Nigerian Government Urged to Refund N228 Billion Loan from Non-Oil Excess Revenue Account

The Postmortem Sub-Committee of the Federal Account Allocation Committee (FAAC) has recommended that the Federal Government refund the approximately N228 billion loan taken from the non-oil excess revenue account to finance the 2023 general elections.

This recommendation follows a detailed report signed by sub-committee chairman Kabir Mashi on December 14, 2023, highlighting concerns raised during a FAAC Plenary meeting in September 2023.

The sub-committee’s investigation revealed that the loan for the 2023 general elections constitutes about 26% of total deductions made between January 2020 and October 2023. Other deductions included a refund of gas flared penalty to the Nigerian Midstream and Downstream Petroleum Regulatory Authority (NMDPRA).

The report indicates total inflow into the Non-Oil Excess Account from January 2020 to October 2023 was N2,607,067,427,659.48, with N846,159,187,753.64 deducted for various purposes. Notably, the Federal Government borrowed N227,998,501,190.36 for the 2023 General Elections.

In recommendations, the sub-committee advises refunding the total deductions of N864.16 billion for other purposes back to the account and emphasizes future deductions should align with the vertical revenue allocation formula.

The Non-Oil Excess Revenue Account appears to operate similarly to the Excess Crude Account (ECA), serving as a fiscal buffer during economic downturns.

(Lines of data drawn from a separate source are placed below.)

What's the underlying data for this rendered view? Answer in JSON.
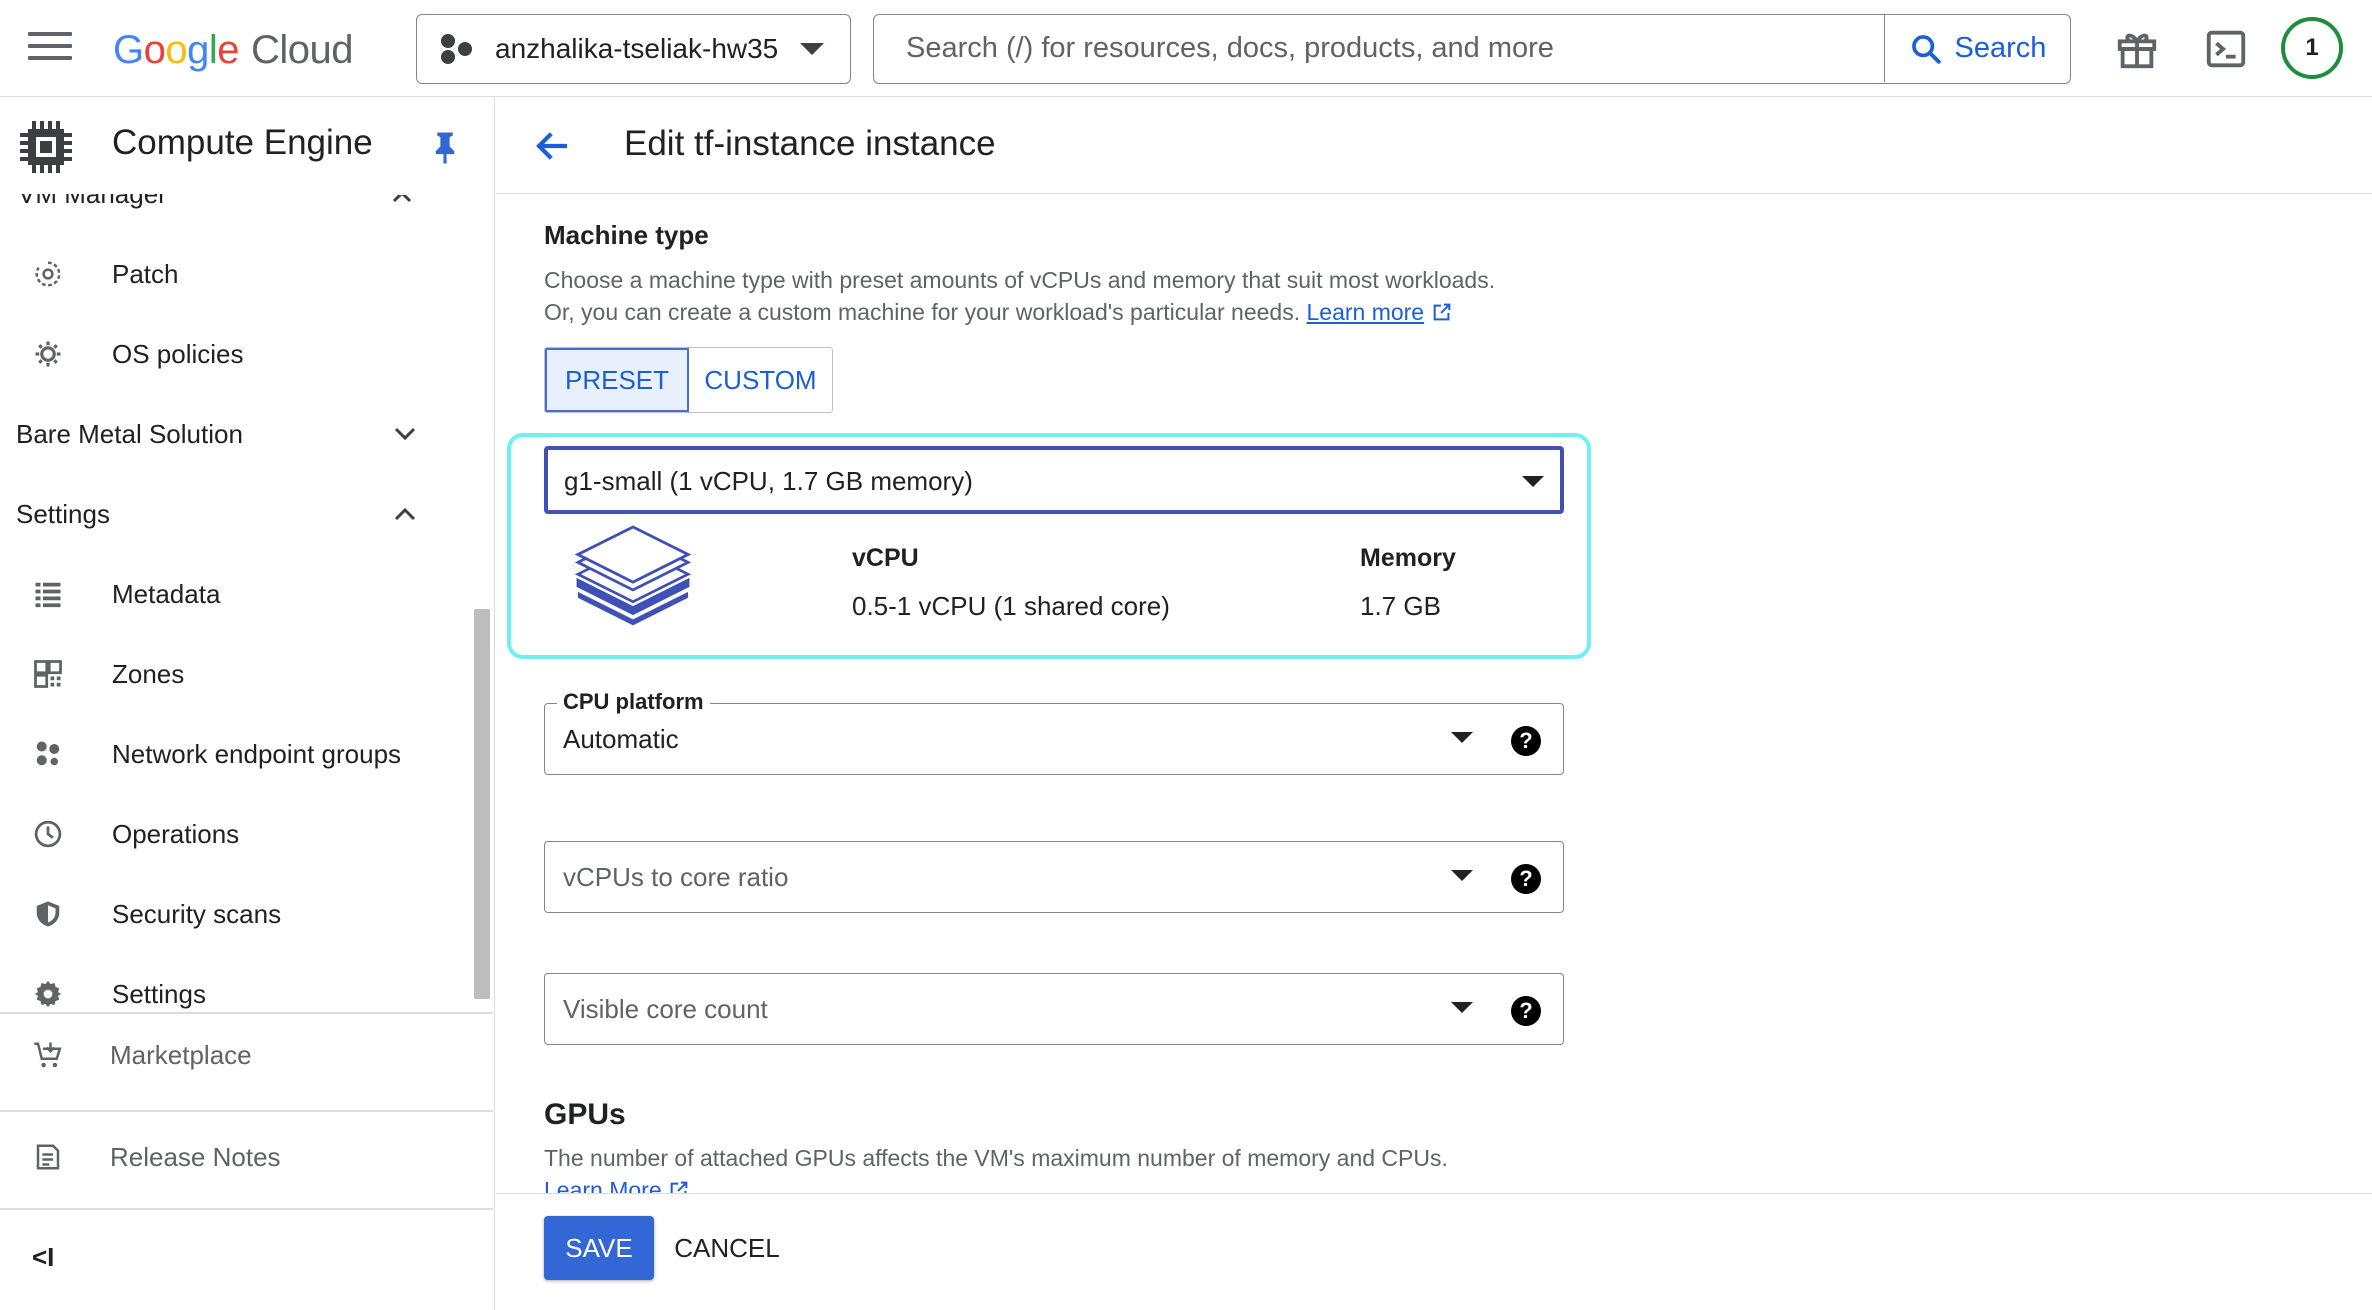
{
  "topbar": {
    "logo_google": [
      "G",
      "o",
      "o",
      "g",
      "l",
      "e"
    ],
    "logo_google_colors": [
      "#4285f4",
      "#ea4335",
      "#fbbc05",
      "#4285f4",
      "#34a853",
      "#ea4335"
    ],
    "logo_cloud": "Cloud",
    "project_name": "anzhalika-tseliak-hw35",
    "search_placeholder": "Search (/) for resources, docs, products, and more",
    "search_label": "Search",
    "avatar_label": "1"
  },
  "sidebar": {
    "product_title": "Compute Engine",
    "partial_item": "VM Manager",
    "items_top": [
      {
        "label": "Patch",
        "icon": "patch-icon"
      },
      {
        "label": "OS policies",
        "icon": "os-policies-icon"
      }
    ],
    "sections": [
      {
        "label": "Bare Metal Solution",
        "expanded": false
      },
      {
        "label": "Settings",
        "expanded": true
      }
    ],
    "items_settings": [
      {
        "label": "Metadata",
        "icon": "metadata-icon"
      },
      {
        "label": "Zones",
        "icon": "zones-icon"
      },
      {
        "label": "Network endpoint groups",
        "icon": "network-endpoint-groups-icon"
      },
      {
        "label": "Operations",
        "icon": "clock-icon"
      },
      {
        "label": "Security scans",
        "icon": "shield-icon"
      },
      {
        "label": "Settings",
        "icon": "gear-icon"
      }
    ],
    "marketplace": "Marketplace",
    "release_notes": "Release Notes",
    "collapse_glyph": "<I"
  },
  "main": {
    "page_title": "Edit tf-instance instance",
    "machine_type": {
      "heading": "Machine type",
      "desc_line1": "Choose a machine type with preset amounts of vCPUs and memory that suit most workloads.",
      "desc_line2": "Or, you can create a custom machine for your workload's particular needs.",
      "learn_more": "Learn more",
      "preset_label": "PRESET",
      "custom_label": "CUSTOM",
      "selected": "g1-small (1 vCPU, 1.7 GB memory)",
      "vcpu_head": "vCPU",
      "vcpu_value": "0.5-1 vCPU (1 shared core)",
      "memory_head": "Memory",
      "memory_value": "1.7 GB"
    },
    "cpu_platform": {
      "label": "CPU platform",
      "value": "Automatic"
    },
    "vcpu_ratio": {
      "placeholder": "vCPUs to core ratio"
    },
    "visible_cores": {
      "placeholder": "Visible core count"
    },
    "gpus": {
      "heading": "GPUs",
      "desc": "The number of attached GPUs affects the VM's maximum number of memory and CPUs.",
      "learn_more": "Learn More"
    },
    "save_label": "SAVE",
    "cancel_label": "CANCEL"
  },
  "colors": {
    "accent": "#1a5fd8",
    "primary_button": "#3367d6",
    "highlight": "#6ef0f5",
    "avatar_ring": "#1e8e3e"
  }
}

However, deviations from the vertical revenue allocation formula, outlined by the Revenue Mobilization Allocation and Fiscal Commission (RMAFC), raise concerns about adherence to fiscal management protocols.

Efforts to revise the revenue allocation formula in the past have faced challenges, with the current formula allocating 52.68% to the Federal Government, 26.72% to states, 20.60% to local governments, and 13% for derivation. Proposals for revision under the previous administration were not approved, maintaining the existing status quo in Nigeria’s revenue allocation.